We also discussed this at the beginning and we regret having to go back to highlighting this aspect. As there is no doubt that it is, Nihon Falcom is a company that has always created niche titles. And when we talk about niche, we mean that series like Ys and The Legend of Heroes sell almost exclusively at home. Sales and revenue in the West are mostly from avid fans of Japanese-style RPGs and those who come across special discounts months after release. Precisely for this reason, it is obvious and painful to have to point out that every video game produced by the company is actually “low budget”.
Our test for the review of Ys IX: Monstrum Nox took place on a PlayStation 4 Pro and we must admit that in terms of stability, even in the most excited situations, we are on excellent levels.
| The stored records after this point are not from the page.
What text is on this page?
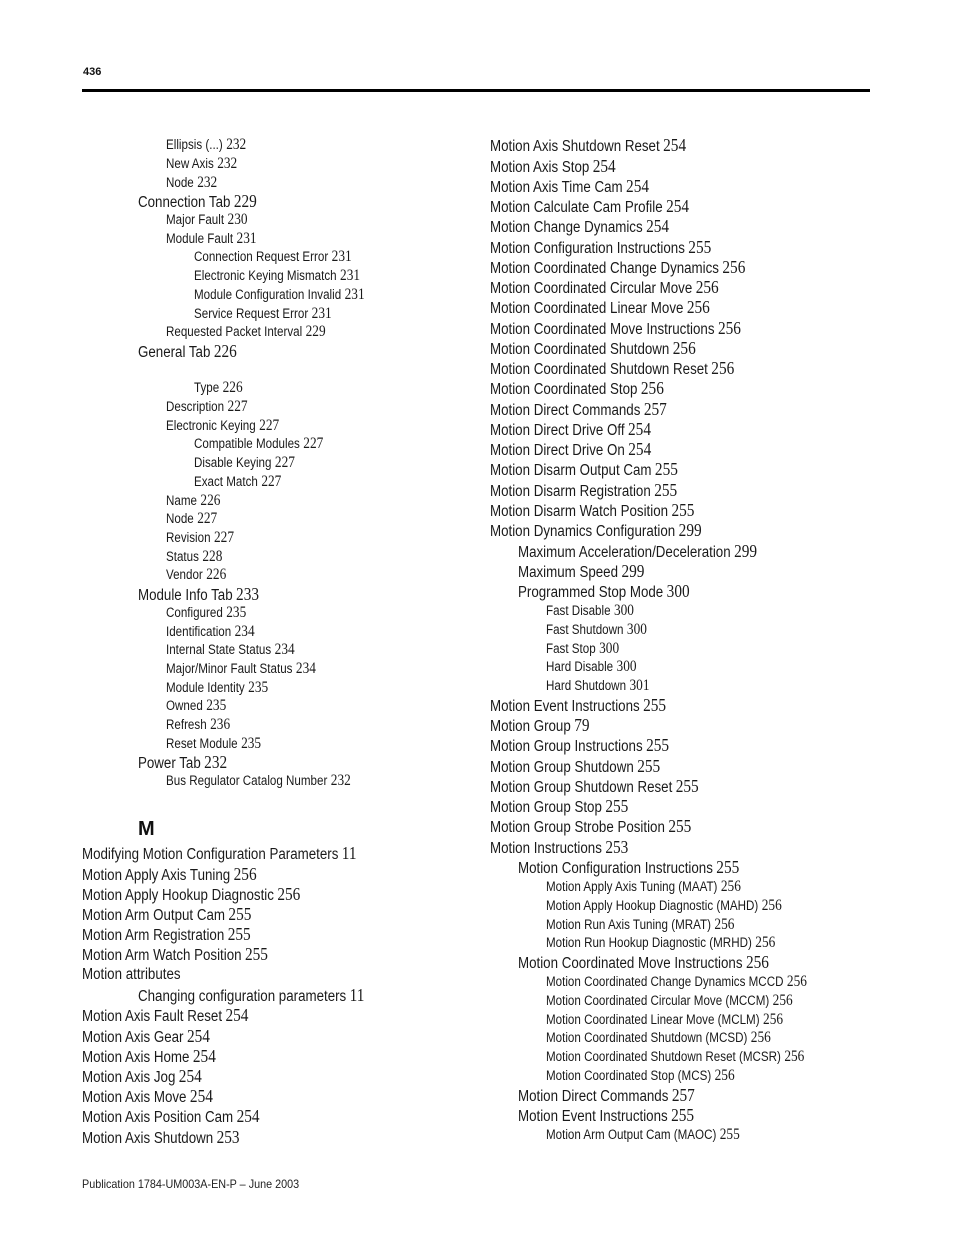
436
Ellipsis (...) 232
New Axis 232
Node 232
Connection Tab 229
Major Fault 230
Module Fault 231
Connection Request Error 231
Electronic Keying Mismatch 231
Module Configuration Invalid 231
Service Request Error 231
Requested Packet Interval 229
General Tab 226
Type 226
Description 227
Electronic Keying 227
Compatible Modules 227
Disable Keying 227
Exact Match 227
Name 226
Node 227
Revision 227
Status 228
Vendor 226
Module Info Tab 233
Configured 235
Identification 234
Internal State Status 234
Major/Minor Fault Status 234
Module Identity 235
Owned 235
Refresh 236
Reset Module 235
Power Tab 232
Bus Regulator Catalog Number 232
Modifying Motion Configuration Parameters 11
Motion Apply Axis Tuning 256
Motion Apply Hookup Diagnostic 256
Motion Arm Output Cam 255
Motion Arm Registration 255
Motion Arm Watch Position 255
Motion attributes
Changing configuration parameters 11
Motion Axis Fault Reset 254
Motion Axis Gear 254
Motion Axis Home 254
Motion Axis Jog 254
Motion Axis Move 254
Motion Axis Position Cam 254
Motion Axis Shutdown 253
M
Motion Axis Shutdown Reset 254
Motion Axis Stop 254
Motion Axis Time Cam 254
Motion Calculate Cam Profile 254
Motion Change Dynamics 254
Motion Configuration Instructions 255
Motion Coordinated Change Dynamics 256
Motion Coordinated Circular Move 256
Motion Coordinated Linear Move 256
Motion Coordinated Move Instructions 256
Motion Coordinated Shutdown 256
Motion Coordinated Shutdown Reset 256
Motion Coordinated Stop 256
Motion Direct Commands 257
Motion Direct Drive Off 254
Motion Direct Drive On 254
Motion Disarm Output Cam 255
Motion Disarm Registration 255
Motion Disarm Watch Position 255
Motion Dynamics Configuration 299
Maximum Acceleration/Deceleration 299
Maximum Speed 299
Programmed Stop Mode 300
Fast Disable 300
Fast Shutdown 300
Fast Stop 300
Hard Disable 300
Hard Shutdown 301
Motion Event Instructions 255
Motion Group 79
Motion Group Instructions 255
Motion Group Shutdown 255
Motion Group Shutdown Reset 255
Motion Group Stop 255
Motion Group Strobe Position 255
Motion Instructions 253
Motion Configuration Instructions 255
Motion Apply Axis Tuning (MAAT) 256
Motion Apply Hookup Diagnostic (MAHD) 256
Motion Run Axis Tuning (MRAT) 256
Motion Run Hookup Diagnostic (MRHD) 256
Motion Coordinated Move Instructions 256
Motion Coordinated Change Dynamics MCCD 256
Motion Coordinated Circular Move (MCCM) 256
Motion Coordinated Linear Move (MCLM) 256
Motion Coordinated Shutdown (MCSD) 256
Motion Coordinated Shutdown Reset (MCSR) 256
Motion Coordinated Stop (MCS) 256
Motion Direct Commands 257
Motion Event Instructions 255
Motion Arm Output Cam (MAOC) 255
Publication 1784-UM003A-EN-P – June 2003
The game never faltered even when there were so many on-screen effects, remaining stable at 60 fps. Further mention for the uploads, which as we have already mentioned above are really fast and not annoying at all. The feats, however, stop there.
Balduq is a bare, empty and monotonous city both in terms of color palette and environments. We have often come across very low resolution textures while exploring the city, which after all is not even as huge as one might think and makes more use of verticality. The polygonal models of the characters are not evil, on the contrary, but they are clearly inferior to those we have been able to appreciate in Trails of Cold Steel 4. The direction is clumsy, the shots are sometimes just wrong and break even more a narrative rhythm exacerbated by prolixity. Ultimately, the soundtrack isn’t anything too exciting and we haven’t found a single track that really impressed us.
To conclude this review of Ys IX: Monstrum Nox we can say that we are partially satisfied with the new effort by Nihon Falcom. Exploring the alleys of the city of Balduq is gradually more and more fun and satisfying, although it can be close to many lovers of the series. The combat system has been smoothed out and refined, making it even more engaging and satisfying and, perhaps, one of the best available in the action-jrpg market. What we hope is that Falcom will be able to take that extra step from a technical and aesthetic point of view and that it will be able to lose, living its titles, that feeling of still playing on PlayStation 3. Enough with vintage!